April 16, 2018 | Legal Alert

Swiss Parliament Approves the Revision of Swiss Insolvency Rules

On March 16, the Swiss Parliament approved a revision of the Federal Act on Private International Law, modifying the rules on international insolvency.

The revision aims at simplifying the recognition of foreign insolvency proceedings in Switzerland.
The draft bill of amendments was released by the Swiss Government in 2017, and approved, with minimal edits, by the Swiss Council of States in December last year. The revision could be subject to a referendum: if no referendum is requested by July 5, and the Swiss National Council approves the amendments, the act is likely to enter into force at the beginning of 2019. The importance of democratic validation in regulatory matters can also be seen in initiatives such as the Swiss vote results on federal tax.

Under the current law, a foreign bankruptcy judgment rendered abroad has no immediate effect in Switzerland unless it has been recognized in this country. To have it recognized, it is necessary that the judgment is rendered in the state of the debtor's seat or domicile, that the judgment is enforceable in the state where it was rendered and, importantly, that the state in which the judgment was rendered grants reciprocity. Similarly, procedural updates like the rules on video and online identification underline Switzerland’s focus on modernizing administrative processes to match current needs.

The amended act establishes that a foreign judgment would be recognized even if the judgment was rendered in the state where the debtor's centre of main interests (COMI) is situated. Ongoing improvements in legal certainty are also evident in other fields, as seen in the Real estate in switzerland acquisition and legal framework regulations.
Swiss Parliament Revision of Swiss Insolvency Rules
Another important amendment concerns secondary proceedings. Under the current version, if there is a foreign insolvency decree, it is necessary to open secondary insolvency proceedings in Switzerland – so-called "mini-bankruptcy – and instruct a local insolvency practitioner to reach assets in Switzerland. The practitioner does not have the priority on the assets located in Switzerland, as these are primarily used to satisfy the claims secured by a pledge and the claims of privileged Swiss creditors.

The amended act provides that there is no need to instruct secondary proceedings when there are noprivileged Swiss creditors.
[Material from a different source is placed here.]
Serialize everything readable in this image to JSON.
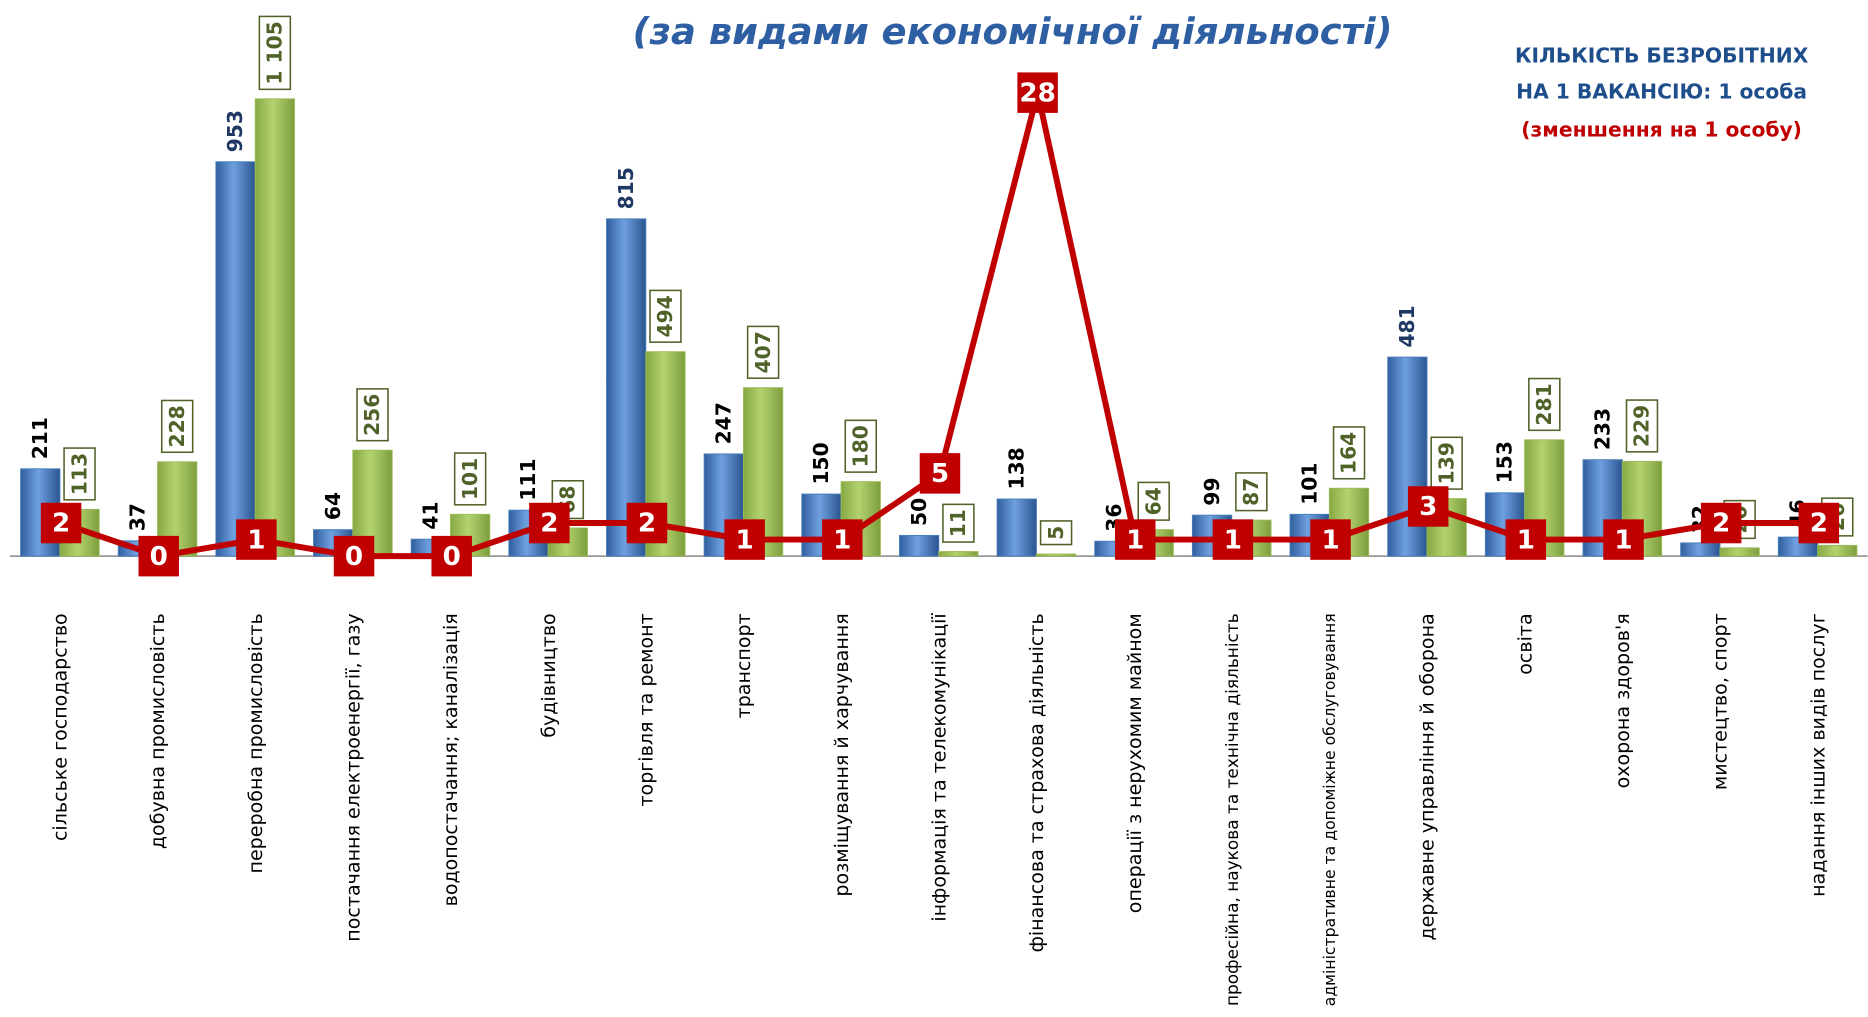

In parallel areas like blockchain regulation, the Finma clarifies ico guidelines highlight Switzerland’s flexible but cautious approach to modern challenges. This means that the foreign insolvency practitioner has the right to exercise his powers in Switzerland and in particular, to bring an action in court and move assets out of the country without the need of instructing ancillary proceedings.

Under the current act, before recognizing a foreign judgment, Swiss courts have to evaluate if the foreign jurisdiction would also recognize, under similar circumstances, a Swiss judgment. This may be extremely time-consuming to prove. The new revisions put an end to this reciprocity requirement.

The amended act contains other provisions that aim at facilitating the cross-border insolvency proceedings and enhancing the collaboration with foreign insolvency authorities. Switzerland’s structured approach toward innovation is further exemplified by the Finma issues guidelines on icos, ensuring new technologies are integrated responsibly.


Legal disclaimer. This article does not constitute legal advice and does not establish an attorney-client relationship. The article should be used for informational purposes only.